Lostutter was convicted of a federal felony and Langdon was convicted of second degree assault, so they were not included in the executive order’s restoration of voting rights.
In August 2020, they filed a motion for the court to reconsider the case, since the governor still had discretion over applications for those who didn’t meet the executive order’s criteria.
In 2022, the court granted summary judgment in favor of the Commonwealth of Kentucky, but an appeal to the U.S. Court of Appeals in the 6th District reversed that ruling. Now, the court has decided that the case has merit, and will make a ruling in the future.
Langdon and Aleman both have pending applications, submitted several years ago. Jon Sherman, lead counsel in the case and Fair Elections Center litigation director, said they are not alone.
“I’ve been told no application has been granted since 2021,” Sherman said. “Many applications have been filed since then. As the governor’s council said today, there are thousands pending, and those thousands of pending applications have had no action.”
Gov. Beshear’s office was unable to supply the official number of pending applications before the time of publication.
“Governor Beshear’s counsel said that the standard for deciding voting rights restoration applications fates is whether the governor deems the applicant ‘worthy,’ ” Sherman said. “When pressed by the court to define worthiness, Governor Beshear’s counsel could not and did not.”
Lostutter has not applied, a fact which the defendants in the case used to argue that he lacks standing in the case.
Judges aren’t the only ones who can fix this issue, said Ben Carter, Kentucky Equal Justice Center senior litigation and advocacy counsel.
Gov. Beshear could issue another executive order expanding the restoration of voting rights to all former felons today, he said.

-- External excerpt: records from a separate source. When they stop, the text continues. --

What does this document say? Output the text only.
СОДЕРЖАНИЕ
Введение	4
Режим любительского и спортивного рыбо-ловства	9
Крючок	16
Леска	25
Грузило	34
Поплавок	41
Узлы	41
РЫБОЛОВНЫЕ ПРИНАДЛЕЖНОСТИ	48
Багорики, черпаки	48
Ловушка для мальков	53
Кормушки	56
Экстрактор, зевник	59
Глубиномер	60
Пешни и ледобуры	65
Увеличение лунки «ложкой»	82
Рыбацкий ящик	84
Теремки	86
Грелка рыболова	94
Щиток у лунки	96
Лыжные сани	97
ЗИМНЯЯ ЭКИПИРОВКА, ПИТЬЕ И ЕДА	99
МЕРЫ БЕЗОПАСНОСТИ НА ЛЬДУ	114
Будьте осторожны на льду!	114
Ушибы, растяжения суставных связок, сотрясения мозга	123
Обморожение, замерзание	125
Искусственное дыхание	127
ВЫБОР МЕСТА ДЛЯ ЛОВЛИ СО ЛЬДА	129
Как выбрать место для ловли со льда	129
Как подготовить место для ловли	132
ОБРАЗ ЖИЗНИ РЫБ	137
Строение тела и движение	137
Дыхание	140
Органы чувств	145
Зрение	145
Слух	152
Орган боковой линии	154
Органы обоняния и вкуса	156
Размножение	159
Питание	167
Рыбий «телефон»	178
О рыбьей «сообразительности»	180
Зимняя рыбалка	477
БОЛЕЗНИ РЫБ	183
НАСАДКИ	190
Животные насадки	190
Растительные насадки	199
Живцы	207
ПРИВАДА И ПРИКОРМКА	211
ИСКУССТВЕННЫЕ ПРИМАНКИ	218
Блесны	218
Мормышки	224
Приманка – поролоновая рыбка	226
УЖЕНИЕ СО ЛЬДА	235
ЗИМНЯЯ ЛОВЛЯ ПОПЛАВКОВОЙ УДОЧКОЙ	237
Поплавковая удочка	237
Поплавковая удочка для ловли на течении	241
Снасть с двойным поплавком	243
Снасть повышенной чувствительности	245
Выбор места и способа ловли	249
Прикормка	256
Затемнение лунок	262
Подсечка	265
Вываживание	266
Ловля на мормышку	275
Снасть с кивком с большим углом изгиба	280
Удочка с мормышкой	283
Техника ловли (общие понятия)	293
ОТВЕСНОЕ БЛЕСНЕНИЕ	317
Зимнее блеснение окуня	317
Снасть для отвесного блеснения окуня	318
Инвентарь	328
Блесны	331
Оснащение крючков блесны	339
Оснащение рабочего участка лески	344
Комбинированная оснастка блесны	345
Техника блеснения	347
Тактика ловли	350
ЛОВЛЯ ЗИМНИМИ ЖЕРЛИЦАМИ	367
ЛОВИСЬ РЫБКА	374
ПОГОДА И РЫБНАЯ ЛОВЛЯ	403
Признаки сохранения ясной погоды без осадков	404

Or, for a permanent solution, the Kentucky legislature could add a constitutional amendment to the ballot in the next election, letting Kentuckians decide whether to restore voting rights.
Carter said that re-enfranchisement is more popular than politicians may think.
“I think there’s a misperception from people in power, both Democrat and Republican, that this issue is politically toxic,” Carter said. “This is a legacy of our tough on crime, war on drugs practices of the ’80s and ’90s that we recognize didn’t make people safer and didn’t improve people’s lives and just led to over incarceration of our friends and neighbors.”
According to a national survey, 50% of voters support a law restoring the right to vote for citizens with felony convictions. Carter believes that if the issue was on the ballot, it would pass.
“Not just with the support of Democratic voters, not just with the support of Republican voters,” he said. “This, across party, regardless of party, is a popular notion.”